- Official DVD cover
- Directed by: David Carson
- Written by: Tom Vaughan
- Produced by: Boaz Davidson Tom Jacobson Bob Misiorowski Jim Wedaa
- Starring: Wesley Snipes Jacqueline Obradors Stuart Wilson Kim Coates
- Cinematography: Ward Russell
- Edited by: David Jakubovic Alain Jakubowicz Jeremy Presner
- Music by: Louis Febre
- Production company: Millennium Films
- Distributed by: Columbia TriStar Home Entertainment
- Release date: October 30, 2004;
- Running time: 96 minutes
- Country: United States
- Language: English
- Budget: $20 Million

= Unstoppable (2004 film) =

Unstoppable is a 2004 American action film directed by David Carson, and written by Tom Vaughn. The film stars Wesley Snipes, Jacqueline Obradors, Stuart Wilson, and Kim Coates. The film was released in the United States on October 30, 2004.

==Plot==
A former CIA agent and ex-Special Forces member Dean Cage (Wesley Snipes), is in a rehab program, haunted by a botched mission in Bosnia which resulted in the execution of his best friend Scott (Cristian Solimeno). While in a restaurant waiting for his girlfriend, Baltimore Police Detective Amy Knight (Jacqueline Obradors), who happens to be Scott's sister, he is mistakenly believed to be a CIA agent involved with a stolen military experimental truth serum.
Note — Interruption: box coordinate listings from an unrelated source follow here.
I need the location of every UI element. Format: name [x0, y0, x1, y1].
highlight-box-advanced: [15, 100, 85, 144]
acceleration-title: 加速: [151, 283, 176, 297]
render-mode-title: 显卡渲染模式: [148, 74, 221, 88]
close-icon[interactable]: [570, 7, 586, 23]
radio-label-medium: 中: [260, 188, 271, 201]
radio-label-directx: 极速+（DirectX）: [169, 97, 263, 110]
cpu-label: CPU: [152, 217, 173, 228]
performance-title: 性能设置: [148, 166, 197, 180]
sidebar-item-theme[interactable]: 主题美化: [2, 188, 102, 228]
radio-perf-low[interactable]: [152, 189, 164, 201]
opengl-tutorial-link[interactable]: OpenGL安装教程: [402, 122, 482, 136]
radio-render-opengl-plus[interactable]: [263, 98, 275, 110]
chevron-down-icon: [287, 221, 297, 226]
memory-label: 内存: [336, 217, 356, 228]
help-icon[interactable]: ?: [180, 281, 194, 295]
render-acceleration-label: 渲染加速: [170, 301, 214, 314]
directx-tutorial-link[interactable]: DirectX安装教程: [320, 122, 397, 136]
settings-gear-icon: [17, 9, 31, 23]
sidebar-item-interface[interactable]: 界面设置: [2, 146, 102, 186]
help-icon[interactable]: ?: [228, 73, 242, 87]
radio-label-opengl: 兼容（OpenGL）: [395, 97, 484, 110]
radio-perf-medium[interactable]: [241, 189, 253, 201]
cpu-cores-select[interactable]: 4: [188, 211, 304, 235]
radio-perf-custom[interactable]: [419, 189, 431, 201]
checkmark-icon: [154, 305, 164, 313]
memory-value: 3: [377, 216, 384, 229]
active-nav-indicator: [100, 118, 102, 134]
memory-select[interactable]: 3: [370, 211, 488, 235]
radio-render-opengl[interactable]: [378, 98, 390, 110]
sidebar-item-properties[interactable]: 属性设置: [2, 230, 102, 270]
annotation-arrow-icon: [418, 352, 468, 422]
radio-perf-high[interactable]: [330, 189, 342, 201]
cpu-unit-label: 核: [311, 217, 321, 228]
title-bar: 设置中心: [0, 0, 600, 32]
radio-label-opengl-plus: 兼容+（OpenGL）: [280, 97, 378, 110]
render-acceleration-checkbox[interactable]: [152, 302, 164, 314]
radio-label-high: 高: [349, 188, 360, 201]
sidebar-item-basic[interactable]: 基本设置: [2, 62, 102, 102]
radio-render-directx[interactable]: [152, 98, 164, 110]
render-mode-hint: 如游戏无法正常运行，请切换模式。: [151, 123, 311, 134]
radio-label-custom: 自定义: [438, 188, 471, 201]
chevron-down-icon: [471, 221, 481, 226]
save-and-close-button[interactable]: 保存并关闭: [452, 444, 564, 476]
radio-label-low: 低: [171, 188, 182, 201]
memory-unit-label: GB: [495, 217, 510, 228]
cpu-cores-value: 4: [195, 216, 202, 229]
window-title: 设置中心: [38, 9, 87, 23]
He is abducted by the real thieves and injected with the drug, which makes him relive the moments from the failed Bosnian mission and not able to discern who are his allies and who are his enemies. Amy has six hours to find the antidote and save Dean's life.

==Cast==
The cast for the film is as follows:

- Wesley Snipes as Agent Dean Cage
- Jacqueline Obradors as Detective Amy Knight
- Stuart Wilson as Alex Sullivan
- Kim Coates as Peterson
- Mark A. Sheppard as Leitch
- Adewale Akinnuoye-Agbaje as Agent Junod
- Vincent Riotta as Detective Jay Miller
- David Schofield as Dr. Collins
- Nicholas Aaron as McNab
- Kim Thomson as Agent Kennedy
- Jo Stone-Fewings as Agent Gabriel
- Cristian Solimeno as Scott Knight
- Gary Oliver as Sullivan's Driver
- Andrew Pleavin as Cherney
- Raicho Vasilev as St. Nevis Guard #1
- David Fleeshman as St. Nevis Guard #2
- Velizar Binev as The Buyer
- Asen Blatechki as Sniper

==Production==
===Filming===
Unstoppable was filmed in Bulgaria and Los Angeles, California in 42 days on March 2 and April 13, 2003.

==Music==
The credit song is the hiphop track "Move" by Leroy and Denoyd.

==Release==
===Home media===
DVD was released in Region 1 in the United States on November 23, 2004, and also Region 2 in the United Kingdom on 24 January 2005, it was distributed by Columbia TriStar Home Entertainment.

==Reception==
===Critical response===
Pablo Villaca gave the film two stars out of five writing for Cinema em Cema. The Action Elite reviewed the film, and also gave it 2/5, commenting that it lacked "any memorable action scenes".